No more fights with my daughter when it comes to site changes, or blood sugar checks. No more counting and weighing of carbs and food before getting to eat.
False hope – getting your hopes up, that a cure is just around the corner, only to find out that their idea of a cure isn’t what my idea of a cure its, and their around the corner and my around the corner are really a difference of 100 years.”

So now, I think of this conversation and ask myself – Is it true? Was it false hope? I believe it is true, that we are moving forward. That we are progressing in the right direction. Progress, is done in baby steps. Remember when we learned to walk. Baby steps!

It is hope-inspiring! False hope – NO! I don’t feel that the ‘teaser article’ “This could be it…” from March 4th gave me any false hope, in fact it inspires more hope. More hope for more small baby steps. More hope for moving forward.

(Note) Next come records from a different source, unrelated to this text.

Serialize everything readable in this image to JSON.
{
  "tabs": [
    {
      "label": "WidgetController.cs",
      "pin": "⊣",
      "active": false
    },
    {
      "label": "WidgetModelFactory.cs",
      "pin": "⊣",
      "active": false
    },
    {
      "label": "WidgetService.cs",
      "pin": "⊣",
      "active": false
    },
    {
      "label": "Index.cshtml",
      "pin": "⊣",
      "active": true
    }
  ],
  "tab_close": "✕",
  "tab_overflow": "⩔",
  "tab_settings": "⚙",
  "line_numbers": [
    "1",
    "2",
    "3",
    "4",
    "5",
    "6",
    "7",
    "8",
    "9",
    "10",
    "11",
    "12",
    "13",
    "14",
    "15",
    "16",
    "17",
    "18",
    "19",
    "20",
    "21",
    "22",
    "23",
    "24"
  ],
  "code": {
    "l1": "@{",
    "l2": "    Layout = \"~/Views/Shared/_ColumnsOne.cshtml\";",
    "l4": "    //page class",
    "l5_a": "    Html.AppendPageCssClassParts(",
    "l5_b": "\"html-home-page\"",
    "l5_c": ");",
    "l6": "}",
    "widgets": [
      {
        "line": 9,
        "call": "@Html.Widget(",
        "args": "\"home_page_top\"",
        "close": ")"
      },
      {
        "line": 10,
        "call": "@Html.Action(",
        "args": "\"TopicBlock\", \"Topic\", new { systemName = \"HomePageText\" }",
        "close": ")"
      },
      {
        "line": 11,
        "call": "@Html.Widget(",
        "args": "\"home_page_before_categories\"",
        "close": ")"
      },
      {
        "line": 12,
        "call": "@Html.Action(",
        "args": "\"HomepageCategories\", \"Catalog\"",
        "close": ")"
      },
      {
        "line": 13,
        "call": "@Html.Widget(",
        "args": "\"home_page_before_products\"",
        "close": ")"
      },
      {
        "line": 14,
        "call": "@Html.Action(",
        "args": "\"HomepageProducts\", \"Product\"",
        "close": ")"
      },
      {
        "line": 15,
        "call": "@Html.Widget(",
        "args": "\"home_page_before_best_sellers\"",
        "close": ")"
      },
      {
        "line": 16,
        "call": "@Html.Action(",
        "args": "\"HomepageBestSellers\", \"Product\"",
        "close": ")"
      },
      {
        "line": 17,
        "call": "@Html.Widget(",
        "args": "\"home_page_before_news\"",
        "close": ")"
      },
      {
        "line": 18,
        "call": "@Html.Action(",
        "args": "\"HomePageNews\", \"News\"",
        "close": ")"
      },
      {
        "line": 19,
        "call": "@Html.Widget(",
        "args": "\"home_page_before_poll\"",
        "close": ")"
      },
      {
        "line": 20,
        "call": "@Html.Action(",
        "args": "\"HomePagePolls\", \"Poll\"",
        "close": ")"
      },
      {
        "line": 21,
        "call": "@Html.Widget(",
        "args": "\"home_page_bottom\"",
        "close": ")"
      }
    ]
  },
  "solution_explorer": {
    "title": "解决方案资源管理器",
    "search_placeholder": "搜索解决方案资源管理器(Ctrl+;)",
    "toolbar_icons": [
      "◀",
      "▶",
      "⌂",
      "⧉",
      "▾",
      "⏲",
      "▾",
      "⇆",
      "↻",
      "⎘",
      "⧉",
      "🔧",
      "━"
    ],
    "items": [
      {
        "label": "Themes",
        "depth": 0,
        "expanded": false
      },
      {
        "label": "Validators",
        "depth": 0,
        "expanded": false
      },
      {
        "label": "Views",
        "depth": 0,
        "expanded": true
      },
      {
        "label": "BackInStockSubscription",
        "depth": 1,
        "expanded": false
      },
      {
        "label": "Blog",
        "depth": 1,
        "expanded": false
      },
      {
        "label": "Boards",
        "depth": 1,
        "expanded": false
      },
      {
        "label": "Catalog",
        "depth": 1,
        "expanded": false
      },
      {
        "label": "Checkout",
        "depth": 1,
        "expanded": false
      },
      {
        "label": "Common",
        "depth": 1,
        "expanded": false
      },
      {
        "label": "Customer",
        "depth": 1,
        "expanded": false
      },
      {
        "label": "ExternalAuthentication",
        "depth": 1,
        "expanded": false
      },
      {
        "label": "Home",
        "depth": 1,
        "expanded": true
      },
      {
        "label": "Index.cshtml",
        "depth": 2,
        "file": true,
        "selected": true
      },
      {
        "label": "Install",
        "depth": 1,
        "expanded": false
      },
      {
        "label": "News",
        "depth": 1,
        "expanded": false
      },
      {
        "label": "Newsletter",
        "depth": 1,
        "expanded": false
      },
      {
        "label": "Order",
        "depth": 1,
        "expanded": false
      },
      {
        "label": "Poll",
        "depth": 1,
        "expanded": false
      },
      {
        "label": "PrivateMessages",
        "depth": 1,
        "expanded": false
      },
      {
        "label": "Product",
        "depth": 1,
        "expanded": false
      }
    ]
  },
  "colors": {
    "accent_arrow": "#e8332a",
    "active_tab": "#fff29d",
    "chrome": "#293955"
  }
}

I asked my 10 yr old daughter – what does CURE mean to you – her answer:
1. NO more needles
2. NO more pokes
3. Being able to go to friends’ houses all day.
4. Being able to spend the night at friends’ houses for birthdays.
5. Able to play non-stop

Free – just to be free! Free of tubing, free of needles, free of constant fear, free of constant supervision. FREE! Can you just imagine that feeling? To just BE FREE! What an amazing concept!

And I agree. The BioHub would do all of that! So would it be a cure? I think, that just maybe it would be!

Thank you! I look forward to reading more of the great things that DRI and Diabetes Dad write in the future!

I’m excited and hopeful as the scientists around the world continue to work towards being FREE of this disease.